Seeking to clear the last hurdle with Washington state regulators, Puget Sound Energy (PSE) on Tuesday touted 10-year benefits of $100 million to its utility customers from a proposed merger with a private consortium led by Macquarie Capital Group and including Australian and Canadian investors.

PSE made the claim in a filing with the Washington Utilities and Transportation Commission (WUTC) in its ongoing case reviewing the proposed $7.4 billion deal to take the Bellevue, WA-based utility private. The utility and its proposed new backers said they made the filing to “correct inaccuracies” that might have been created by some of the intervenors in the case, along with further outlining what they see as the immediate customer benefits of the merger, which include substantial infrastructure investment. The WUTC is expected to make a decision by September.

“Customer benefits include tangible rate credits and meaningful service improvements, capital infusions to strengthen the utility, and if required, limitations on distributions of earnings,” they told the WUTC. “The filings also include additional commitments to continue PSE’s aggressive approach to renewable energy and to PSE’s green power and energy efficiency programs. PSE also agrees to set a goal to be carbon neutral by 2050.”

The filing makes the commitment to take “significant steps above and beyond the ‘no-harm’ standard for merger approval,” resulting in $100 million in rate credits and reduced costs ($10 million annually over a 10-year period). The emphasis is on the fact that PSE’s same management will continue to run the utility, but post-merger that management will have what the consortium called “new, reliable and patient capital.”

The buyout consortium being led by a North American unit of Australian-based Macquarie Bank Ltd. has assured federal and state regulators that it will provide the estimated $5 billion in capital investment PSE needs over the next five years to upgrade its electric and natural gas infrastructure that serves more than 1 million electricity and 800,000 natural gas customers. Those and other assurances were made in written testimony filed with the WUTC Wednesday.

PSE CEO Stephen Reynolds called the Macquarie-led consortium, which includes a Canadian public pension fund, “a group of patient investors who have listened and taken seriously the issues raised by interested parties.”
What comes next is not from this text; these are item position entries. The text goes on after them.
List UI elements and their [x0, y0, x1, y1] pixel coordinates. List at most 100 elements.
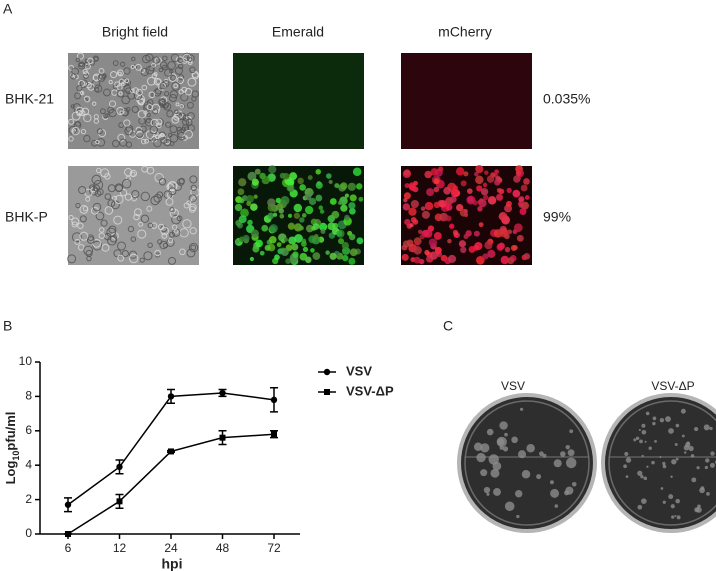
plaque: [567, 449, 575, 457]
cell: [167, 61, 176, 70]
plaque: [625, 457, 632, 463]
cell: [410, 199, 419, 209]
cell: [287, 185, 294, 191]
cell: [133, 213, 140, 221]
cell: [171, 224, 178, 230]
plaque: [639, 439, 643, 444]
cell: [279, 213, 285, 219]
cell: [76, 52, 85, 60]
cell: [348, 257, 356, 265]
cell: [118, 122, 125, 129]
cell: [68, 136, 74, 142]
cell: [98, 232, 106, 239]
cell: [269, 235, 277, 244]
cell: [294, 234, 303, 243]
cell: [455, 167, 465, 176]
cell: [154, 249, 161, 257]
cell: [293, 203, 303, 213]
cell: [254, 168, 261, 175]
cell: [476, 185, 483, 192]
cell: [510, 245, 517, 251]
cell: [443, 186, 451, 195]
cell: [169, 90, 179, 99]
plaque: [564, 490, 570, 496]
cell: [289, 256, 297, 264]
cell: [123, 119, 131, 127]
cell: [101, 243, 110, 252]
cell: [287, 222, 295, 230]
cell: [463, 171, 469, 177]
row-label: BHK-P: [5, 209, 48, 225]
plaque: [641, 429, 647, 435]
plaque: [560, 451, 566, 457]
cell: [252, 245, 260, 253]
cell: [114, 81, 121, 88]
cell: [74, 92, 81, 100]
cell: [118, 91, 123, 96]
cell: [146, 76, 156, 86]
plates: VSV VSV-ΔP: [457, 379, 716, 533]
cell: [484, 170, 489, 175]
cell: [449, 195, 457, 203]
cell: [130, 56, 136, 62]
cell: [320, 229, 326, 234]
cell: [341, 197, 347, 203]
cell: [108, 79, 113, 85]
y-tick-label: 2: [25, 492, 32, 506]
cell: [114, 194, 124, 205]
point: [270, 396, 278, 404]
cell: [159, 82, 167, 90]
cell: [329, 252, 337, 260]
cell: [274, 254, 280, 261]
cell: [449, 223, 455, 229]
plate-label: VSV-ΔP: [651, 379, 694, 393]
cell: [259, 250, 265, 256]
cell: [147, 242, 153, 248]
cell: [79, 79, 89, 88]
cell: [445, 215, 452, 222]
cell: [188, 194, 197, 203]
cell: [169, 134, 179, 143]
cell: [86, 236, 95, 244]
cell: [116, 106, 125, 116]
plaque: [659, 417, 665, 423]
cell: [417, 229, 423, 234]
cell: [78, 61, 85, 68]
cell: [408, 182, 416, 190]
plaque: [659, 455, 662, 459]
cell: [523, 253, 531, 260]
y-tick-label: 8: [25, 389, 32, 403]
plaque: [709, 462, 715, 468]
plaque: [662, 464, 667, 469]
column-title: Bright field: [102, 24, 168, 40]
y-axis-label: Log10pfu/ml: [3, 412, 21, 485]
cell: [328, 179, 333, 185]
cell: [175, 102, 180, 107]
cell: [251, 178, 259, 186]
cell: [325, 173, 332, 179]
cell: [79, 62, 84, 68]
plaque: [641, 454, 644, 458]
cell: [410, 216, 417, 223]
cell: [82, 205, 89, 212]
cell: [140, 191, 151, 202]
plaque: [549, 480, 554, 485]
cell: [105, 113, 110, 118]
cell: [92, 202, 102, 212]
cell: [460, 180, 467, 187]
cell: [165, 197, 174, 206]
cell: [168, 237, 174, 244]
plaque: [517, 450, 527, 459]
cell: [280, 196, 290, 206]
plaque: [696, 466, 700, 470]
cell: [267, 198, 276, 207]
cell: [162, 55, 168, 62]
cell: [494, 169, 499, 175]
cell: [171, 81, 181, 91]
cell: [455, 203, 464, 212]
cell: [116, 241, 127, 251]
plaque: [697, 504, 701, 509]
cell: [424, 249, 430, 256]
plaque: [648, 446, 652, 450]
cell: [495, 193, 504, 201]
The Federal Energy Regulatory Commission (FERC) last April gave conditioned approval to the deal, bowing to the conditions of the WUTC, unless on further examination it finds they are “inadequate.” In that regard, FERC reserves the right to impose other conditions after state regulators have acted. The commissioners made clear they were interested in ring-fencing provisions that would protect the utility finances from other activities of the investment group (see Daily GPI, April 18).

“The investors are willing to go the extra mile to demonstrate their long-term commitment to our customers and make sure our local management team and employees succeed in improving customer service,” said Reynolds, adding that they are sensitive to rate, infrastructure and energy supply needs facing the utility.

In June PSE, the utility of Puget Energy, announced that it would retain key local board members and utility management following the merger (see Daily GPI, June 16).

Reynolds will remain as PSE president and CEO, serving on both the utility and holding company boards, which will continue to be chaired by William Ayer, CEO of Alaska Air Group, who has served on the Puget boards since January 2005.

The investor consortium is led by Macquarie Infrastructure Partners, the Canada Pension Plan Investment Board and British Columbia Investment Management Corp., along with Alberta Investment Management Corp., Macquarie-FSS Infrastructure Trust and Macquarie Capital Group Ltd.